You were close by when this happened and no harm done? I'd guess there'd at least be battle damage to the underwear :fan:.

Thanks for the tip, I might modify mine as well.


----------



## gus (Dec 23, 2014)

Your aerosol serves as an unloading bottle to buy time before the discharge pressure goes up too high and stall starting. I used 2'' O.D. x  6'' L  x 1/8'' T.steam pipe with screwed caps as unloading bottle.
I have used this option to do away with the expensive unloading solenoid valve. Same solenoid is normally open on starting for 3 secs. Or a normally closed solenoid valve can be used with a timer to open and closed after 3 seconds.
I have built and shipped hundreds of Single Phase and three phase air compressors with no motor stalling or power trips during my time with Ingersoll-Rand,Singapore Type 30 Plant.

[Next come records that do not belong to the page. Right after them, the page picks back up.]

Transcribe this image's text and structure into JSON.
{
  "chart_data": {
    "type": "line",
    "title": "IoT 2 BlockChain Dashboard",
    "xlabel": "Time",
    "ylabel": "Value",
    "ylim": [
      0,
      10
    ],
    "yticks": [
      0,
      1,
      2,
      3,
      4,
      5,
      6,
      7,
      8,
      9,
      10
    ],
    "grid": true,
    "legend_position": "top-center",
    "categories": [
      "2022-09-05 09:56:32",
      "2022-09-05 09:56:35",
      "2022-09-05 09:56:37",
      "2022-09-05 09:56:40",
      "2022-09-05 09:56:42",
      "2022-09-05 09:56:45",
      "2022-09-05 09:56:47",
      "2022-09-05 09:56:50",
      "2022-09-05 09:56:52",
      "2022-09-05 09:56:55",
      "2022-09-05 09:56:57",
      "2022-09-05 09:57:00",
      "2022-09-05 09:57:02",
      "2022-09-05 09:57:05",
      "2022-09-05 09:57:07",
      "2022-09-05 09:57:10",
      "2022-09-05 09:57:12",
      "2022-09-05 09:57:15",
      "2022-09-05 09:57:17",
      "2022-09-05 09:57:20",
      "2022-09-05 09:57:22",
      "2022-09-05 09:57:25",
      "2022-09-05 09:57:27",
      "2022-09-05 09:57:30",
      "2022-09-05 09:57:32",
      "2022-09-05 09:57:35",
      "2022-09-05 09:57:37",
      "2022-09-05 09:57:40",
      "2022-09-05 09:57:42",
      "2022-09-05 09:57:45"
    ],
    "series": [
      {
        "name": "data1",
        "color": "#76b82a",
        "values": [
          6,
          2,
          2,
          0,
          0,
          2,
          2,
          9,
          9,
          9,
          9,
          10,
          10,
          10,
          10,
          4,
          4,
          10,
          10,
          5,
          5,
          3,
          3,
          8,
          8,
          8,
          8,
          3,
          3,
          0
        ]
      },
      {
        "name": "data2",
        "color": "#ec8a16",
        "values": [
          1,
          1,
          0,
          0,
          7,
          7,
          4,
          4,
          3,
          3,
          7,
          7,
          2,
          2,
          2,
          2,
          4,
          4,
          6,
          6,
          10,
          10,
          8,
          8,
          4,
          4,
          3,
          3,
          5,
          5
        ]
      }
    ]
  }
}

It is unsafe practice to use an aerosol can to serve as unloading bottle.


----------



## Ken I (Dec 23, 2014)

gus said:


> It is unsafe practice to use an aerosol can to serve as unloading bottle.



No kidding ?





That was part of the point of the post - it was meant as a quick and dirty fix to see if the idea worked - it did and I stupidly left it like that.

I am a certified engineer and used to test and sign off on serious pressure vessels - hence the "I should know better" comment.

Maybe you meant the CO2 bottle - which is certainly not to code - but I am satisfied that its able to handle way more than the receiver.

While on that subject, how many HMEM members have had their compressors inspected to local codes ? periodic tests and inspections etc.

Ingersol Rand - say no more - fine compressors - I'm talking those cheap hobbyist type with the pressure switch that simply empties the header pipe - there is no start up time delay between motor start and the compressor delivering.

Your idea of a piece of capped tubing is a good one though.

Regards,


----------



## mu38&Bg# (Dec 23, 2014)

Interesting. I purchased a small compressor last year and it seems to leak at startup until a significant pressure is built up in the head pipe. That doesn't help it start when it's cold, however. The oil in the crankcase is so thick it will drain the starting capacitor and trip a breaker before it gets going fast enough to make decent torque. I have to find a suitable synthetic oil.

Greg


----------